Motion Estimation and Motion Compensation Driven Neural Network for Video Interpolation and Enhancement from Shanghai Jiao Tong University

  1. exploit motion estimation and motion compensation in a neural network
  2. propose an adaptive warping layer based on optical flow and compensation filters for synthesizing new pixels. This novel warping layer is fully differentiable such that the gradients can be back-propagated to both the ME and MC networks.
  3. To account for the occlusions, we estimate occlusion masks to adaptively blend the warped frames. Furthermore, the missing pixels in holes and unreliable pixels of the warped frames are processed by a post-processing CNN
  4. simultaneously estimate the flow and compensation kernels with respect to the original reference frames, then combine with adaptive warping layer

Motion Estimation and Motion Compensation Driven Neural Network

3.1 MEMC-Net Framework

../../_images/MEMC-Net_architecture.png

3.2 Adaptive Warping Layer

warps images or feature based on given optical flow and local convolutional kernels
Foward pass
\(I(x) : \mathbb{Z}^2 \to \mathbb{R}^3\) denote the RGB image (from 2D coordinates to 3 RGB color real value)
\(f(x):= (u(x),v(x) \) represent the optical flow field, u(x), v(x) denote the horizontal and vertical part of 2D vector
\( k^l(x) = [k^l_\mathbf{r}(x)]_{H \times W} (r \in [-R+1,R]^2) \) indicate the interpolation kernel where R is the kernel size

\[\hat{I}(x) = \sum_{\mathbf{r} \in [-R+1,R]^2 k_\mathbf{r}(x) I(x+\lfloor f(x)\rfloor+r)}\]

For each kernel: Image part: shift by optical flow + Kernel

\[k_\mathbf{r} = k^l_\mathbf{r} k^d_\mathbf{r}\]
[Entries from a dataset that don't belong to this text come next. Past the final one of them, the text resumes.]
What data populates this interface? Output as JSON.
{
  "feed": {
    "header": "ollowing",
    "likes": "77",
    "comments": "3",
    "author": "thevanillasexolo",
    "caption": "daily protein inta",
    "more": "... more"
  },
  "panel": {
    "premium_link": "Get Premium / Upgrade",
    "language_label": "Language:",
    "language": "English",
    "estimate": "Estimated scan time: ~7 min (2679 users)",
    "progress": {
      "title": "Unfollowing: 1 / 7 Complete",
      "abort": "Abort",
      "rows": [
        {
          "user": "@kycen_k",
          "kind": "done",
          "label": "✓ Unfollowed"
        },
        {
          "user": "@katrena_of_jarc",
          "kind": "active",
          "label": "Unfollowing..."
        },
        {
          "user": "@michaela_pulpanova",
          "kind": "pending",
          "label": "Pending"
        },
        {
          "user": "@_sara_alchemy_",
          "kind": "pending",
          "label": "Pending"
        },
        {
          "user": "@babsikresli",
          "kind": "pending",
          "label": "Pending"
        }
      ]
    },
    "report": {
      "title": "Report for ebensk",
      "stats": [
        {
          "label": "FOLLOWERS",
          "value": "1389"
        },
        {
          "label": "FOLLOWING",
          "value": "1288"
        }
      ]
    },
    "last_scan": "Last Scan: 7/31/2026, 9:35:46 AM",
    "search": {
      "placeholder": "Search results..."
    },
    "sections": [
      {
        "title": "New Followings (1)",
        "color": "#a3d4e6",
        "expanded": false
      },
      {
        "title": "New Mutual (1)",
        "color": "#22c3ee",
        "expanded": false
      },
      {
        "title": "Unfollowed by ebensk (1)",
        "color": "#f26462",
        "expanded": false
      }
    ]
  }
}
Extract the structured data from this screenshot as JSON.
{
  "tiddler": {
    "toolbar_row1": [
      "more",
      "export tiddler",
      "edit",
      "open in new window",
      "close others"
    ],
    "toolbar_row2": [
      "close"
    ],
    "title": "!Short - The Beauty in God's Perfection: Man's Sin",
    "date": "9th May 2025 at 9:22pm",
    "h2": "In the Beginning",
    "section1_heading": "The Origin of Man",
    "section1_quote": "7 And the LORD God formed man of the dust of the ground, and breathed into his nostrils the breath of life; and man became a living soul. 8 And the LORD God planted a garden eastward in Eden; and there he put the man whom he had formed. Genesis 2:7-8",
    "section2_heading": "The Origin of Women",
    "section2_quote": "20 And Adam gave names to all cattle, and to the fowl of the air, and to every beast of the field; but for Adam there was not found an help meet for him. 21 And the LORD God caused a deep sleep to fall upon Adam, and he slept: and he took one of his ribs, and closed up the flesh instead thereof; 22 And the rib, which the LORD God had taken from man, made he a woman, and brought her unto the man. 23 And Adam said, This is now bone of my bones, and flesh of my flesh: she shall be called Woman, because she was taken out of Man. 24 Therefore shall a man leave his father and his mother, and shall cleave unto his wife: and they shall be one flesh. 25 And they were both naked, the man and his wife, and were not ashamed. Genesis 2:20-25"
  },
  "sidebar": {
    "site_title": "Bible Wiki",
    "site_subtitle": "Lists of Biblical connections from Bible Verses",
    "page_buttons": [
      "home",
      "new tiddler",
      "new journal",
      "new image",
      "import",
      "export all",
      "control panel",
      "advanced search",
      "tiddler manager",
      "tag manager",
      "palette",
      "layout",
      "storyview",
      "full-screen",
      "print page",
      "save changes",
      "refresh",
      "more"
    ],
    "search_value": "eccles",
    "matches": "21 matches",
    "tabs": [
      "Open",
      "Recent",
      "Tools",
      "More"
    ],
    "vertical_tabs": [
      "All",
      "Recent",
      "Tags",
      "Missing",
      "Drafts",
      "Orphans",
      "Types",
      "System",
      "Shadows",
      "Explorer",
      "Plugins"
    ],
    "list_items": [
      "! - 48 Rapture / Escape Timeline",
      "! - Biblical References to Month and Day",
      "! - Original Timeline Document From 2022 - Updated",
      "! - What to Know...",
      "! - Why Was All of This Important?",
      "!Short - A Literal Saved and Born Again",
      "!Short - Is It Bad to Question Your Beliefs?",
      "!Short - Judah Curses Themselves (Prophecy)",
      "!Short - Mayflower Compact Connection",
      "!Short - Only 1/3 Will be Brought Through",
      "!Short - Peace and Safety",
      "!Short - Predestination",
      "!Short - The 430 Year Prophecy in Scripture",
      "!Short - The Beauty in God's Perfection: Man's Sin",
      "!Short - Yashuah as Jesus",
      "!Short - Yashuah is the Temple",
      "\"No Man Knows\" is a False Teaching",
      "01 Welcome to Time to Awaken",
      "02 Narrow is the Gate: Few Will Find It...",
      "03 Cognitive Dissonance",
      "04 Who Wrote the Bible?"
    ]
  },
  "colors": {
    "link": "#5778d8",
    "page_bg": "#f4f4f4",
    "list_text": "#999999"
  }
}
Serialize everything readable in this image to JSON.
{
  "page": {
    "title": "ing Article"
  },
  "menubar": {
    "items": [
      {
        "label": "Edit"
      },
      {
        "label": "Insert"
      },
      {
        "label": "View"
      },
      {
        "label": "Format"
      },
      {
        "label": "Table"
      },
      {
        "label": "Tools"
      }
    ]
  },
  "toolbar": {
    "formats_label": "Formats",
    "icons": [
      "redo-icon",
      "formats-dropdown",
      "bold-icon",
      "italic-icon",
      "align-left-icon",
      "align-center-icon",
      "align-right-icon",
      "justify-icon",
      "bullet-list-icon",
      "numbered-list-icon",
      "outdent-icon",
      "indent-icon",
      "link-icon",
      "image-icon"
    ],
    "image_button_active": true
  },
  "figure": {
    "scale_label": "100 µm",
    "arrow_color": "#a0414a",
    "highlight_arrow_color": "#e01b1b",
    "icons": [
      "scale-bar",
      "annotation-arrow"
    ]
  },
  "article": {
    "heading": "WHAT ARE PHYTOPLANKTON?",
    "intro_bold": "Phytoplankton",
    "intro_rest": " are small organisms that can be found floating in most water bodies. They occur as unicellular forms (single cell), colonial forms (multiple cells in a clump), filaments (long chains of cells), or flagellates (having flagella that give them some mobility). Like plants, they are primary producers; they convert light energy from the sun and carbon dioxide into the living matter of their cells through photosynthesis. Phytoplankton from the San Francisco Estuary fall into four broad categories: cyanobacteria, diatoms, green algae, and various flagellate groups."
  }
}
\(k^l_\mathbf{r}\): 16 (maps to 4x4) channels interpolation kernel learned in kernel estimation network
\(k^d_\mathbf{r}\): 4x4 coefficients computed from f(x)= u(x), v(x) fractional part
../../_images/MEMC-Net_fig5.png
interpolate the 4x4 kernel \(k^l_\mathbf{r}\) with optical flow
backward pass
compute the gradients with respect to optical flow and interpolation kernels respectively. I do not understand how to differentiate \(I(x+f(x)+r)\) part… It seems it do not learn optional flow estimation, using pre-trained model directly, in this case adaptive wrapping layer only learn/fine tune the optical flow transform for kernel layer. From Hyper-parameter settings, it only fine tune pre-trained model with low learning rate.

3.3 Flow Project Layer

Let \(f_{t_x \to t_y}(x) \) be the motion vector field of coordinate x in frame \(I_{t_x} to I_{t_y}\) given \(f_{t-1 \to t+1}(y) \), find \(f_{t \to t-1}(x)\) and \(f_{t \to t+1} \) Project with outside-in strategy

4 video frame interpolation

All 4 branches take \(I_{t-1}, I_{t+1} \)as input

module function/output architecture
Motion estimation estimate optical flow FlowNetS
Kernel estimation 2 R^2=RxR coefficient maps U-Net
Mask estimation 2-channel feature map U-Net
Context extraction , warp by adaptive warping layer and fed to post-processing ResNet18(for MEMC-Net*)